Judge says class action over Apple's MacBook butterfly keyboards can continue

The keyboard has drawn criticism from many Apple fans because they say it's prone to breaking.

Ian Sherr Contributor and Former Editor at Large / News
Ian Sherr (he/him/his) grew up in the San Francisco Bay Area, so he's always had a connection to the tech world. As an editor at large at CNET, he wrote about Apple, Microsoft, VR, video games and internet troubles. Aside from writing, he tinkers with tech at home, is a longtime fencer -- the kind with swords -- and began woodworking during the pandemic.
Ian Sherr
2 min read

Apple's butterfly keyboards, first released in 2015, don't perform well, critics say.

Sarah Tew/CNET

A federal judge in California rejected Apple's request to dismiss a class action lawsuit from customers who said it failed to address issues with the "butterfly" keyboard on its MacBook laptops .

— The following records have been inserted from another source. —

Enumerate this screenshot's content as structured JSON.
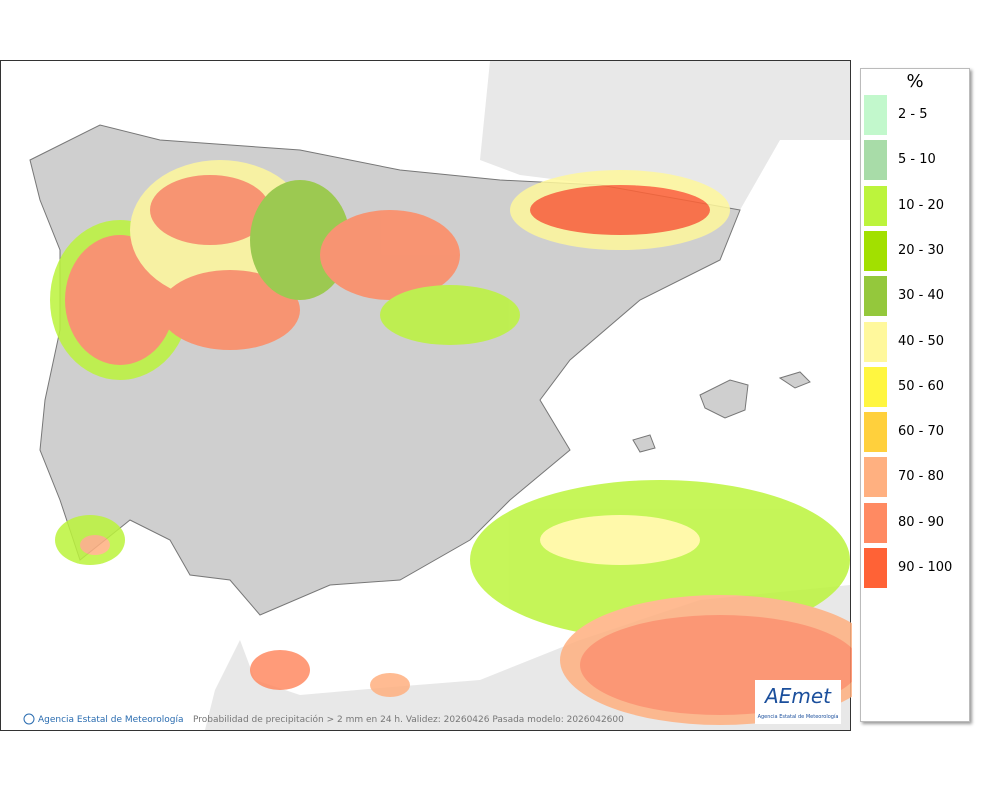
{
  "legend": {
    "title": "%",
    "items": [
      {
        "label": "2 - 5",
        "color": "#c2f8cc"
      },
      {
        "label": "5 - 10",
        "color": "#a8dca8"
      },
      {
        "label": "10 - 20",
        "color": "#bcf43c"
      },
      {
        "label": "20 - 30",
        "color": "#a2e000"
      },
      {
        "label": "30 - 40",
        "color": "#94c83c"
      },
      {
        "label": "40 - 50",
        "color": "#fff89c"
      },
      {
        "label": "50 - 60",
        "color": "#fff640"
      },
      {
        "label": "60 - 70",
        "color": "#ffd03c"
      },
      {
        "label": "70 - 80",
        "color": "#ffb080"
      },
      {
        "label": "80 - 90",
        "color": "#ff8a62"
      },
      {
        "label": "90 - 100",
        "color": "#ff6236"
      }
    ]
  },
  "footer": {
    "credit": "Agencia Estatal de Meteorología",
    "caption": "Probabilidad de precipitación > 2 mm en 24 h. Validez: 20260426 Pasada modelo: 2026042600"
  },
  "logo": {
    "name": "AEmet",
    "subtitle": "Agencia Estatal de Meteorología"
  }
}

In a ruling Monday, US District Judge Edward Davila wrote that upset MacBook customers could continue their lawsuit in part because Apple's attempted fixes over the years and further repair programs for the keyboards were possible signs it didn't provide an "effective fix" for the devices.

The ongoing suit is the latest ding for Apple's new laptop keyboards. The butterfly keyboards, as they were called, were announced alongside Apple's newest laptops in 2015, promising a thinner, yet still effective design. They were named butterfly because of how they worked. (You can watch Apple's video about that here.) 

Soon after their launch, however, some customers learned the butterfly keys were prone to collecting dust and of failing to register presses, or of sensing too many. The problems were vexing enough that Apple created a replacement program in 2018, while also attempting to solve the problem. 

The suit against Apple was filed in May 2018, shortly after Apple announced the repair program.

Watch this: Has the new MacBook Pro finally fixed Apple's keyboard problem?

Apple in the meantime went back to the standard "scissor" design with its newest laptops last month, prompting praise from reviewers. The keys, CNET's Scott Stein said, feel "more natural, and have a more generous 1mm of 'travel' -- so when you depress the key, you actually feel it move."

Apple attempted to have the suit dismissed, claiming in part that the customers (called "plaintiffs" in court-speak) hadn't participated in its repair programs and thus couldn't prove it didn't do enough to fix their laptops.

"Plaintiffs sufficiently allege they have suffered an injury-in-fact: Apple's alleged failure to repair the defective keyboards, including through the Program, has caused a concrete, particularized, and actual injury to each Plaintiff," Davila wrote in the opinion, earlier reported on by Reuters. "Plaintiffs sufficiently plead that the Program is ineffective in remedying the allegedly defective design of the butterfly keyboards."

The judge was careful to add, however, he wasn't issuing a ruling on the actual case Monday. He was just allowing it to move forward despite Apple's objections.

Benjamin Johns, a lawyer representing the customers, said in a statement that he was pleased the court allowed the suit to continue. Apple didn't immediately respond to a request for comment.